At trial the government played recordings of the wiretaps on Diaz’s phone, which were in Spanish, so the government provided the jury with an English translation that had been prepared by translator but the government never identified who prepared the transcript. Instead the government used Diaz who was fluent in Spanish and English to establish the accuracy of the transcripts. The defendant objected at trial to the admission of the translations of the recordings without putting on the witness who made the translations. The defendant objected to the admission as a violation of the Sixth Amendment Confrontation Clause because he could not cross examine the person who translated the records. In resolving this issue the court of appeals had to decide if the transcripts contain statements that are testimonial and hearsay. It found the conversations themselves were not hearsay because Diaz testified ant the defendant’s statements may be admitted against him. Furthermore, the transcripts did not contain a certification by the translator as to the accuracy of the translations. The government merely presented the translations themselves and do not contain any hearsay statement by the translator. There were no express assertions by the translator that could be true or false, only an implicit statement that the translation was accurate. Diaz, who was a participant in the conversations, testified at the trial that based on his independent review of the transcripts and the recordings the English translations were accurate. The only statement the jury heard regarding the accuracy of the transcripts came from Diaz. Therefore, even if the translator made a testimonial statement out of court, she did not become a witness against the Defendant. Diaz testified based on his own judgment, that the translations were accurate.

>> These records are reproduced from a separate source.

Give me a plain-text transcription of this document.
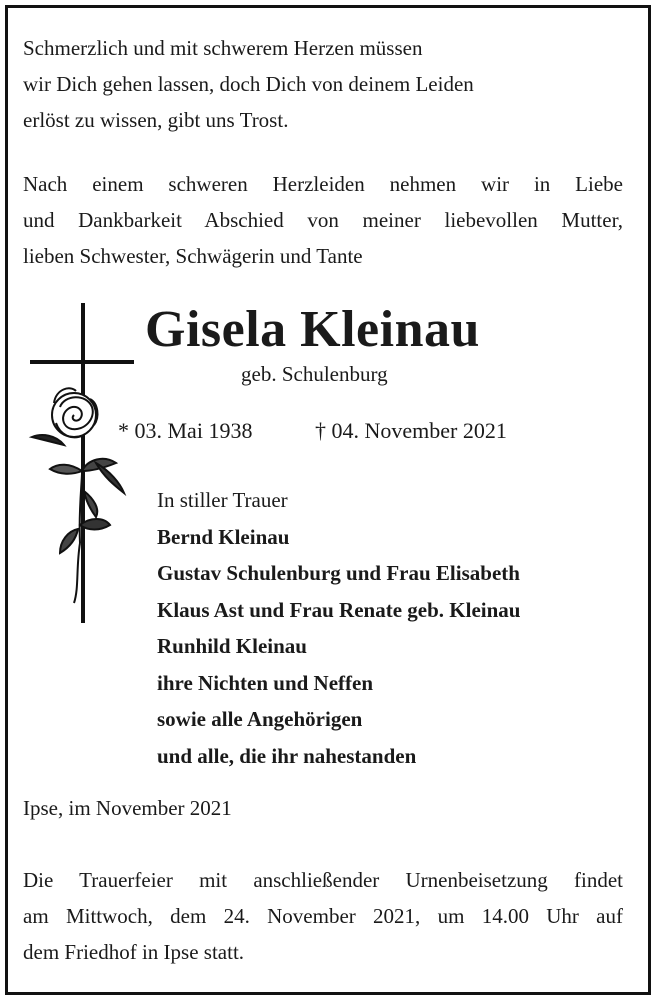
Schmerzlich und mit schwerem Herzen müssen
wir Dich gehen lassen, doch Dich von deinem Leiden
erlöst zu wissen, gibt uns Trost.

Nach einem schweren Herzleiden nehmen wir in Liebe
und Dankbarkeit Abschied von meiner liebevollen Mutter,
lieben Schwester, Schwägerin und Tante

Gisela Kleinau
geb. Schulenburg
* 03. Mai 1938	† 04. November 2021

In stiller Trauer
Bernd Kleinau
Gustav Schulenburg und Frau Elisabeth
Klaus Ast und Frau Renate geb. Kleinau
Runhild Kleinau
ihre Nichten und Neffen
sowie alle Angehörigen
und alle, die ihr nahestanden

Ipse, im November 2021

Die Trauerfeier mit anschließender Urnenbeisetzung findet
am Mittwoch, dem 24. November 2021, um 14.00 Uhr auf
dem Friedhof in Ipse statt.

GPS suppression issue waived.
The defendant also argued the GPS tracking evidence was obtained in violation of the Fourth Amendment relying on the Supreme Court’s decision in U.S. v Jones which held that attaching a GPS on an individual’s vehicle and subsequent use of that device to monitor movement on public streets constitutes a search or seizure within the meaning of the Fourth Amendment. The defendant waived this issue because he had not moved to suppress, and the court found no good cause to grant relief from the waiver because the defendant knew about the government’s use of the tracking device and did not challenge it before the district court.